Effects of ceramic particle size on cell attachment and viability in polyurethane-based bone adhesive composites

Abstract

Millions of people require bone injury treatment and there have been many methods suggested for the stabilization of bone fractures. The need for the development of new methods is obvious since current stabilization methods are inadequate. Here, we described the development of polyurethane-based bone adhesives composites containing β-tricalcium phosphate ceramics in different sizes and ratios. To characterize the proposed materials, Fourier transform infrared spectroscopy, hydrogen-nuclear magnetic resonance, differential scanning calorimetry analyses together with scanning electron microscopy observations, and micro-computerized tomography imaging were examined. Furthermore, in vitro performance of the produced materials was tested by using MG63 human osteosarcoma cell line, and an ex vivo modeling study was conducted to test the mechanical performance of resulting materials using bovine rib bone.
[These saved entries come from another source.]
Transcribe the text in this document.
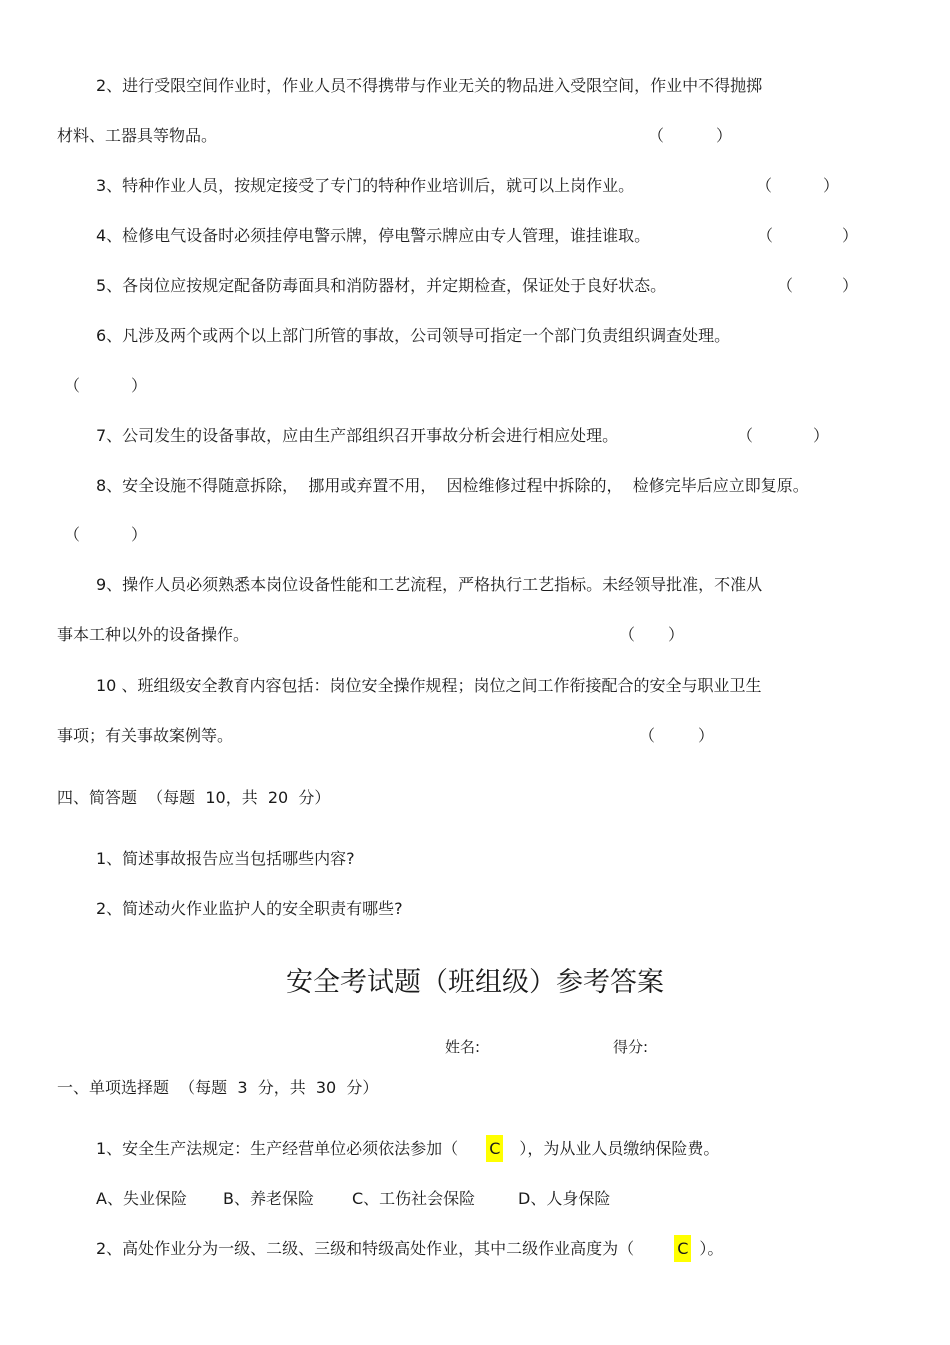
2、进行受限空间作业时，作业人员不得携带与作业无关的物品进入受限空间，作业中不得抛掷
材料、工器具等物品。	（	）
3、特种作业人员，按规定接受了专门的特种作业培训后，就可以上岗作业。	（	）
4、检修电气设备时必须挂停电警示牌，停电警示牌应由专人管理，谁挂谁取。	（	）
5、各岗位应按规定配备防毒面具和消防器材，并定期检查，保证处于良好状态。	（	）
6、凡涉及两个或两个以上部门所管的事故，公司领导可指定一个部门负责组织调查处理。
（	）
7、公司发生的设备事故，应由生产部组织召开事故分析会进行相应处理。	（	）
8、安全设施不得随意拆除，  挪用或弃置不用，  因检维修过程中拆除的，  检修完毕后应立即复原。
（	）
9、操作人员必须熟悉本岗位设备性能和工艺流程，严格执行工艺指标。未经领导批准，不准从
事本工种以外的设备操作。	（ ）
10 、班组级安全教育内容包括：岗位安全操作规程；岗位之间工作衔接配合的安全与职业卫生
事项；有关事故案例等。	（	）
四、简答题  （每题  10，共  20  分）
1、简述事故报告应当包括哪些内容?
2、简述动火作业监护人的安全职责有哪些?
安全考试题（班组级）参考答案
姓名:	得分:
一、单项选择题  （每题  3  分，共  30  分）
1、安全生产法规定：生产经营单位必须依法参加（ C ），为从业人员缴纳保险费。
A、失业保险 B、养老保险 C、工伤社会保险	D、人身保险
2、高处作业分为一级、二级、三级和特级高处作业，其中二级作业高度为（	C ）。
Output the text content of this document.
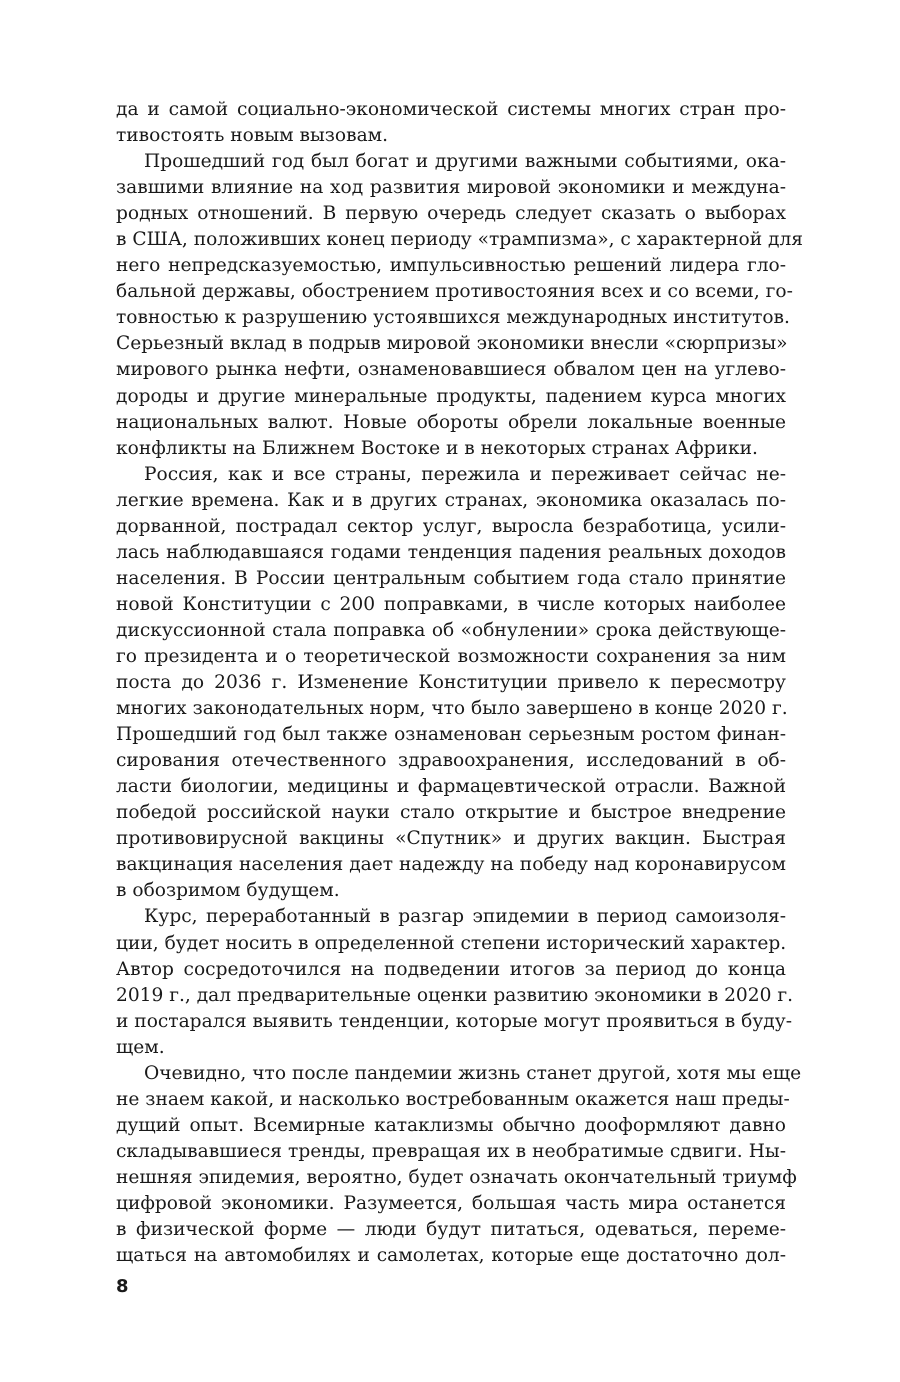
да и самой социально-экономической системы многих стран про-
тивостоять новым вызовам.
Прошедший год был богат и другими важными событиями, ока-
завшими влияние на ход развития мировой экономики и междуна-
родных отношений. В первую очередь следует сказать о выборах
в США, положивших конец периоду «трампизма», с характерной для
него непредсказуемостью, импульсивностью решений лидера гло-
бальной державы, обострением противостояния всех и со всеми, го-
товностью к разрушению устоявшихся международных институтов.
Серьезный вклад в подрыв мировой экономики внесли «сюрпризы»
мирового рынка нефти, ознаменовавшиеся обвалом цен на углево-
дороды и другие минеральные продукты, падением курса многих
национальных валют. Новые обороты обрели локальные военные
конфликты на Ближнем Востоке и в некоторых странах Африки.
Россия, как и все страны, пережила и переживает сейчас не-
легкие времена. Как и в других странах, экономика оказалась по-
дорванной, пострадал сектор услуг, выросла безработица, усили-
лась наблюдавшаяся годами тенденция падения реальных доходов
населения. В России центральным событием года стало принятие
новой Конституции с 200 поправками, в числе которых наиболее
дискуссионной стала поправка об «обнулении» срока действующе-
го президента и о теоретической возможности сохранения за ним
поста до 2036 г. Изменение Конституции привело к пересмотру
многих законодательных норм, что было завершено в конце 2020 г.
Прошедший год был также ознаменован серьезным ростом финан-
сирования отечественного здравоохранения, исследований в об-
ласти биологии, медицины и фармацевтической отрасли. Важной
победой российской науки стало открытие и быстрое внедрение
противовирусной вакцины «Спутник» и других вакцин. Быстрая
вакцинация населения дает надежду на победу над коронавирусом
в обозримом будущем.
Курс, переработанный в разгар эпидемии в период самоизоля-
ции, будет носить в определенной степени исторический характер.
Автор сосредоточился на подведении итогов за период до конца
2019 г., дал предварительные оценки развитию экономики в 2020 г.
и постарался выявить тенденции, которые могут проявиться в буду-
щем.
Очевидно, что после пандемии жизнь станет другой, хотя мы еще
не знаем какой, и насколько востребованным окажется наш преды-
дущий опыт. Всемирные катаклизмы обычно дооформляют давно
складывавшиеся тренды, превращая их в необратимые сдвиги. Ны-
нешняя эпидемия, вероятно, будет означать окончательный триумф
цифровой экономики. Разумеется, большая часть мира останется
в физической форме — люди будут питаться, одеваться, переме-
щаться на автомобилях и самолетах, которые еще достаточно дол-
8
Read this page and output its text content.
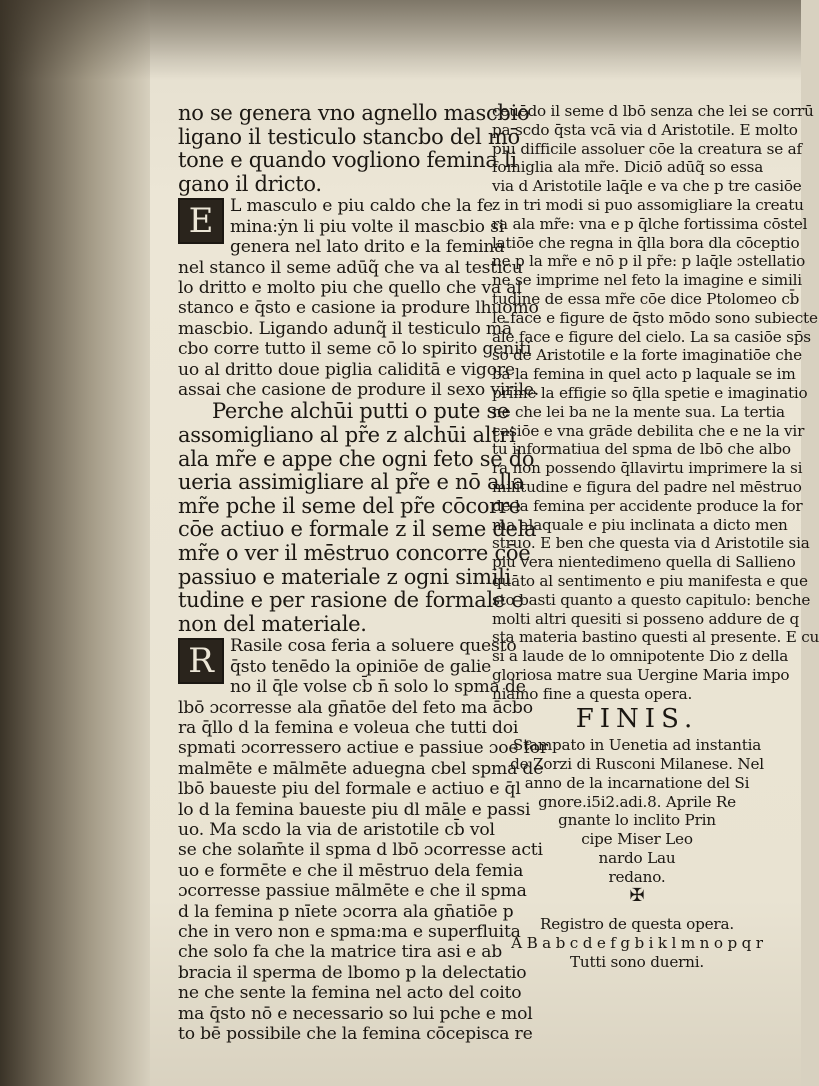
no se genera vno agnello mascbio
ligano il testiculo stancbo del mō
tone e quando vogliono femina li
gano il dricto.
E L masculo e piu caldo che la fe
mina:ẏn li piu volte il mascbio si
genera nel lato drito e la femina
nel stanco il seme adūq̃ che va al testicu
lo dritto e molto piu che quello che va al
stanco e q̄sto e casione ia produre lhuomo
mascbio. Ligando adunq̃ il testiculo mā
cbo corre tutto il seme cō lo spirito geniti
uo al dritto doue piglia caliditā e vigore
assai che casione de produre il sexo virile.
Perche alchūi putti o pute se
assomigliano al pr̃e z alchūi altri
ala mr̃e e appe che ogni feto se do
ueria assimigliare al pr̃e e nō alla
mr̃e pche il seme del pr̃e cōcorre
cōe actiuo e formale z il seme dela
mr̃e o ver il mēstruo concorre cōe
passiuo e materiale z ogni simili
tudine e per rasione de formale e
non del materiale.
R Rasile cosa feria a soluere questo
q̄sto tenēdo la opiniōe de galie
no il q̄le volse cb̄ n̄ solo lo spma de
lbō ɔcorresse ala gn̄atōe del feto ma ācbo
ra q̄llo d la femina e voleua che tutti doi
spmati ɔcorressero actiue e passiue ɔoe for
malmēte e mālmēte aduegna cbel spma de
lbō baueste piu del formale e actiuo e q̄l
lo d la femina baueste piu dl māle e passi
uo. Ma scdo la via de aristotile cb̄ vol
se che solam̄te il spma d lbō ɔcorresse acti
uo e formēte e che il mēstruo dela femia
ɔcorresse passiue mālmēte e che il spma
d la femina p nīete ɔcorra ala gn̄atiōe p
che in vero non e spma:ma e superfluita
che solo fa che la matrice tira asi e ab
bracia il sperma de lbomo p la delectatio
ne che sente la femina nel acto del coito
ma q̄sto nō e necessario so lui pche e mol
to bē possibile che la femina cōcepisca re
ceuēdo il seme d lbō senza che lei se corrū
pa scdo q̄sta vcā via d Aristotile. E molto
piu difficile assoluer cōe la creatura se af
fomiglia ala mr̃e. Diciō adūq̃ so essa
via d Aristotile laq̄le e va che p tre casiōe
z in tri modi si puo assomigliare la creatu
ra ala mr̃e: vna e p q̄lche fortissima cōstel
latiōe che regna in q̄lla bora dla cōceptio
ne p la mr̃e e nō p il pr̃e: p laq̄le ɔstellatio
ne se imprime nel feto la imagine e simili
tudine de essa mr̃e cōe dice Ptolomeo cb̄
le face e figure de q̄sto mōdo sono subiecte
ale face e figure del cielo. La sa casiōe sp̄s
so de Aristotile e la forte imaginatiōe che
ba la femina in quel acto p laquale se im
prime la effigie so q̄lla spetie e imaginatio
ne che lei ba ne la mente sua. La tertia
casiōe e vna grāde debilita che e ne la vir
tu informatiua del spma de lbō che albo
ra non possendo q̄llavirtu imprimere la si
militudine e figura del padre nel mēstruo
de la femina per accidente produce la for
ma alaquale e piu inclinata a dicto men
struo. E ben che questa via d Aristotile sia
piu vera nientedimeno quella di Sallieno
quāto al sentimento e piu manifesta e que
sto basti quanto a questo capitulo: benche
molti altri quesiti si posseno addure de q
sta materia bastino questi al presente. E cu
si a laude de lo omnipotente Dio z della
gloriosa matre sua Uergine Maria impo
niamo fine a questa opera.
FINIS.
Stampato in Uenetia ad instantia
de Zorzi di Rusconi Milanese. Nel
anno de la incarnatione del Si
gnore.i5i2.adi.8. Aprile Re
gnante lo inclito Prin
cipe Miser Leo
nardo Lau
redano.
✠
Registro de questa opera.
A B a b c d e f g b i k l m n o p q r
Tutti sono duerni.
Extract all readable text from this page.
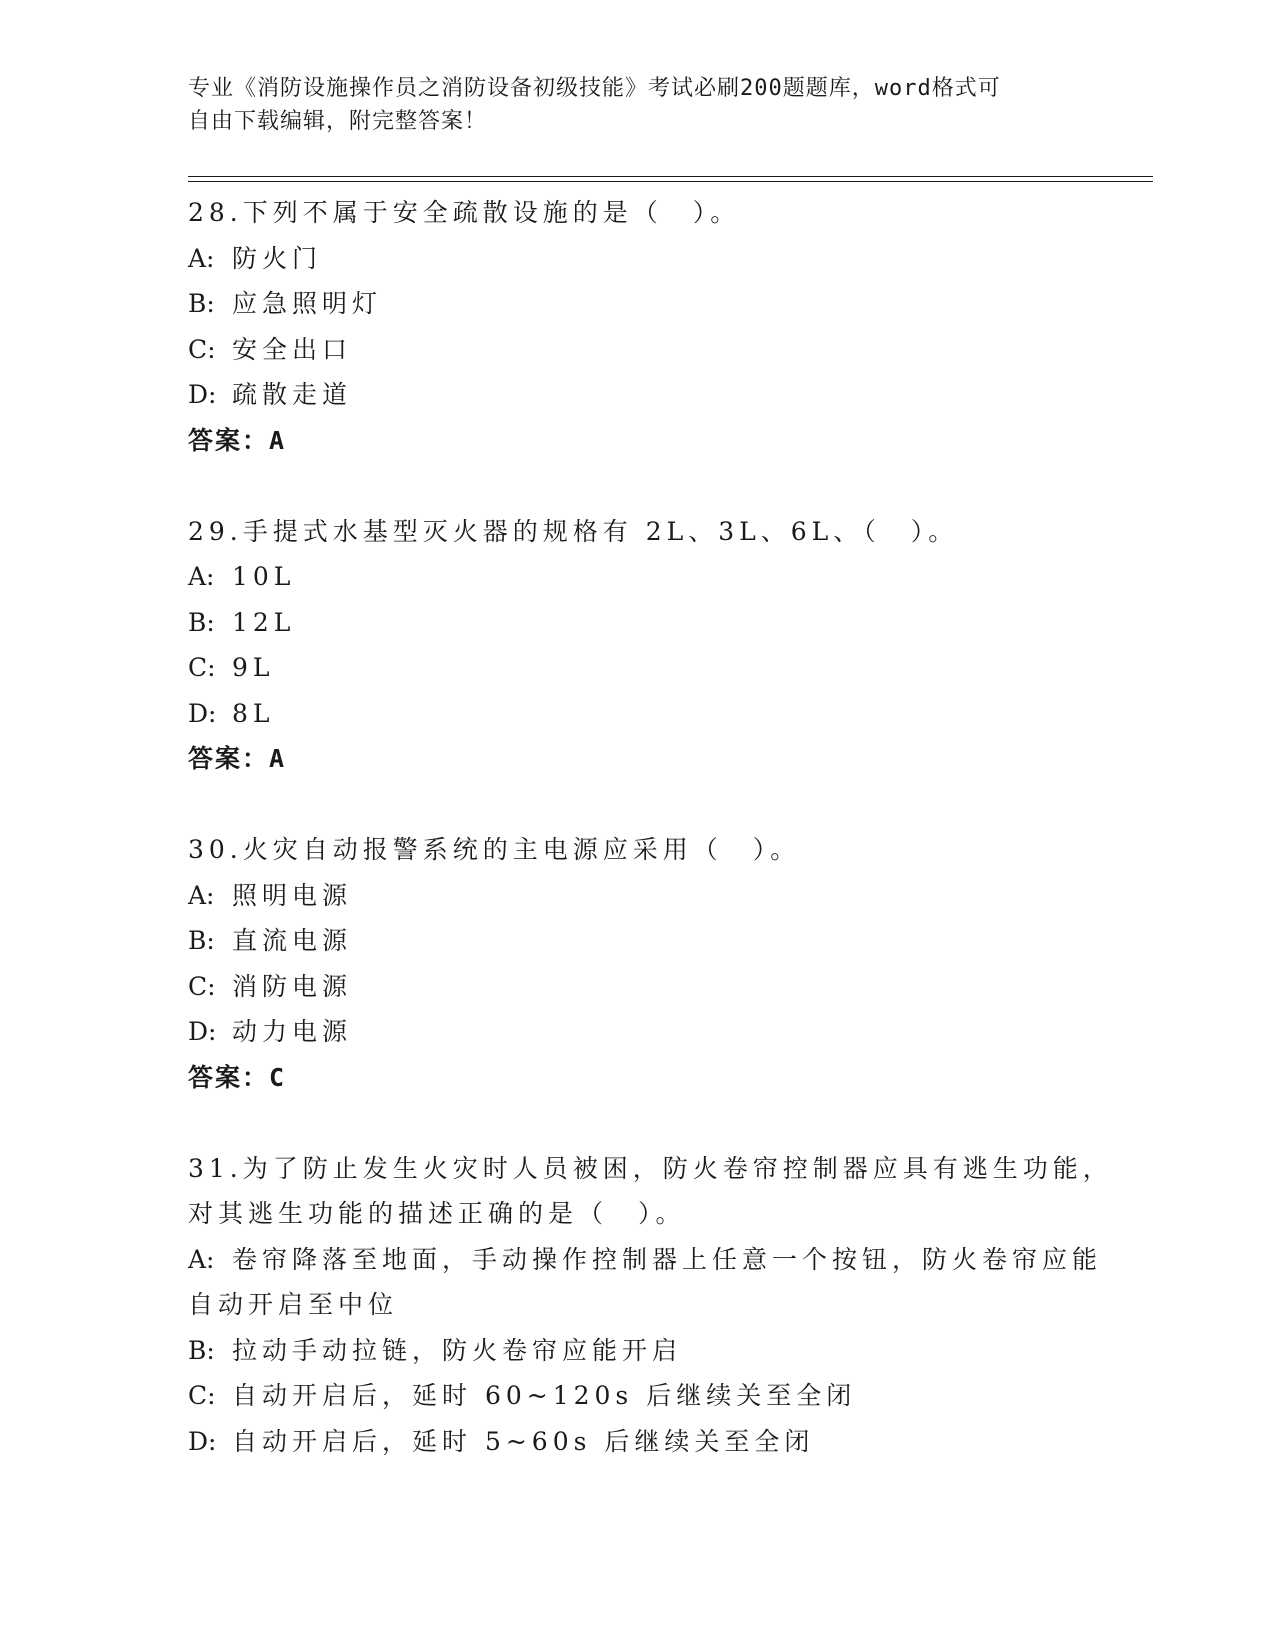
专业《消防设施操作员之消防设备初级技能》考试必刷200题题库，word格式可
自由下载编辑，附完整答案！
28.下列不属于安全疏散设施的是（　）。
A: 防火门
B: 应急照明灯
C: 安全出口
D: 疏散走道
答案：A
29.手提式水基型灭火器的规格有 2L、3L、6L、（　）。
A: 10L
B: 12L
C: 9L
D: 8L
答案：A
30.火灾自动报警系统的主电源应采用（　）。
A: 照明电源
B: 直流电源
C: 消防电源
D: 动力电源
答案：C
31.为了防止发生火灾时人员被困，防火卷帘控制器应具有逃生功能，
对其逃生功能的描述正确的是（　）。
A: 卷帘降落至地面，手动操作控制器上任意一个按钮，防火卷帘应能
自动开启至中位
B: 拉动手动拉链，防火卷帘应能开启
C: 自动开启后，延时 60~120s 后继续关至全闭
D: 自动开启后，延时 5~60s 后继续关至全闭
All materials were exhibited high porosity (above 90%) and homogeneous distribution of ceramic particles. Polyurethane scaffolds containing 40% (w/w) 1–2 mm β-tricalcium phosphate were shown the highest compressive strength as 1.34 ± 0.10 MPa. In addition, 85.75% cell viability was recorded according to the cytotoxicity analysis and also the cell proliferation was found highest in the same group. Taken into account the obtained results, the prepared polyurethane-based bone adhesive materials containing ceramics has a great potential to transform into a final product and meet a clinically significant medical need.